Green Clouds Shock Moscow; It's Pollen, Officials Say


MOSCOW—Russia's capital, already on edge after peat-bog fires blotted out the sun in recent years, worried Thursday over a new apparition—a greenish cloud that swept in from the south.
As the clouds billowed over Moscow in the morning and left a thin dust on cars and buildings, pedestrians stopped and gawked. On the Internet, a separate storm brewed. Bloggers speculated that the clouds were the result of a chemical accident. "Massive green ashes cover Moscow," went one report that bounced around Twitter.

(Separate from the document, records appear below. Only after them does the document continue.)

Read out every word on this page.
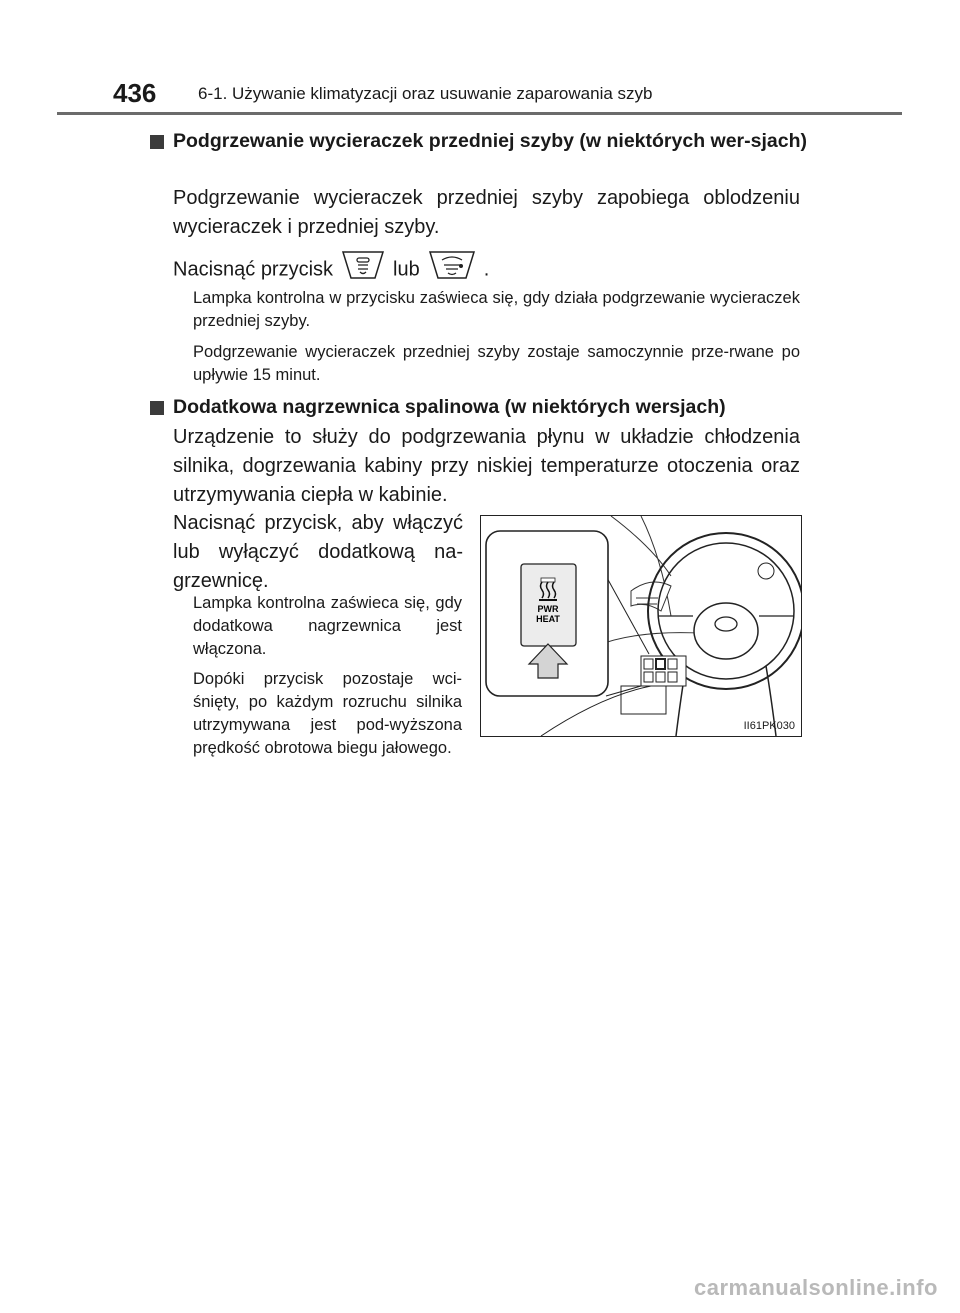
436 6-1. Używanie klimatyzacji oraz usuwanie zaparowania szyb
Podgrzewanie wycieraczek przedniej szyby (w niektórych wer-sjach)
Podgrzewanie wycieraczek przedniej szyby zapobiega oblodzeniu wycieraczek i przedniej szyby.
Nacisnąć przycisk	lub	.
Lampka kontrolna w przycisku zaświeca się, gdy działa podgrzewanie wycieraczek przedniej szyby.
Podgrzewanie wycieraczek przedniej szyby zostaje samoczynnie prze-rwane po upływie 15 minut.
Dodatkowa nagrzewnica spalinowa (w niektórych wersjach)
Urządzenie to służy do podgrzewania płynu w układzie chłodzenia silnika, dogrzewania kabiny przy niskiej temperaturze otoczenia oraz utrzymywania ciepła w kabinie.
Nacisnąć przycisk, aby włączyć lub wyłączyć dodatkową na-grzewnicę.
Lampka kontrolna zaświeca się, gdy dodatkowa nagrzewnica jest włączona.
Dopóki przycisk pozostaje wci-śnięty, po każdym rozruchu silnika utrzymywana jest pod-wyższona prędkość obrotowa biegu jałowego.
PWR
HEAT
II61PK030
carmanualsonline.info
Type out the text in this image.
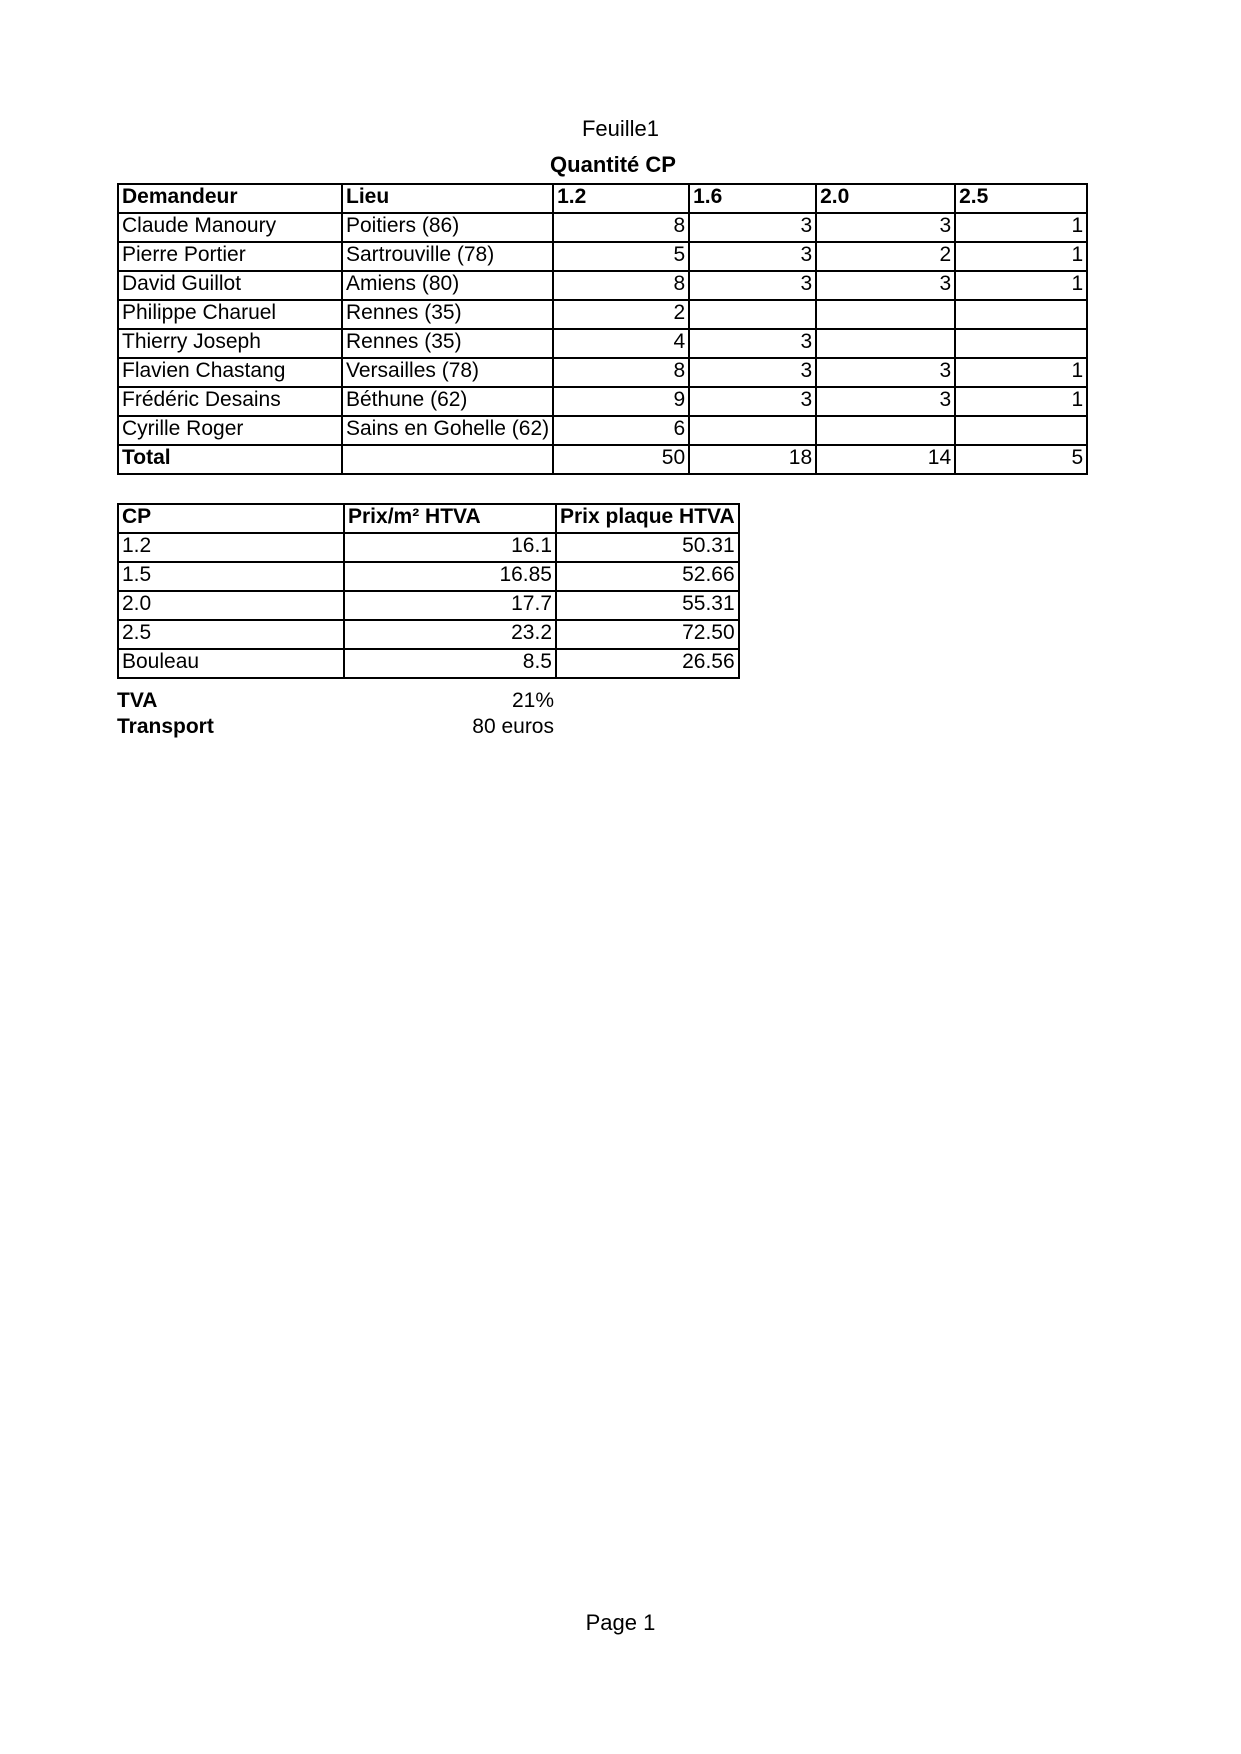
Feuille1
Quantité CP
Demandeur	Lieu	1.2	1.6	2.0	2.5
Claude Manoury	Poitiers (86)	8	3	3	1
Pierre Portier	Sartrouville (78)	5	3	2	1
David Guillot	Amiens (80)	8	3	3	1
Philippe Charuel	Rennes (35)	2			
Thierry Joseph	Rennes (35)	4	3		
Flavien Chastang	Versailles (78)	8	3	3	1
Frédéric Desains	Béthune (62)	9	3	3	1
Cyrille Roger	Sains en Gohelle (62)	6			
Total		50	18	14	5
CP	Prix/m² HTVA	Prix plaque HTVA
1.2	16.1	50.31
1.5	16.85	52.66
2.0	17.7	55.31
2.5	23.2	72.50
Bouleau	8.5	26.56
TVA	21%
Transport	80 euros
Page 1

The central Pushkin Square and Red Square were being evacuated, the reports said.
Moscow officials, responding to panicked phone calls, said the clouds were merely the product of tree pollen and some unusual weather.
"High heat, which came to the Moscow region with an intense wind, caused the formation of a large amount of pollen, which, mixing and moving in the air, can form such a cloud," Russia's Interfax news agency reported, citing a high official in Moscow's regional government.
There was an explanation, too, for the tanks and trucks that had rumbled down a central thoroughfare, bringing traffic to a halt: It was a rehearsal for an upcoming military parade in the city center.
Suburban towns were also blanketed by the pollen, and officials there issued separate assurances that the air was thick with tree pollen, not disaster fallout.
"This dust is pollen from alder and birch trees, which began flowering recently after a slow spring," said the city administration of Moscow region town of Podolsk, an industrial town south of Moscow.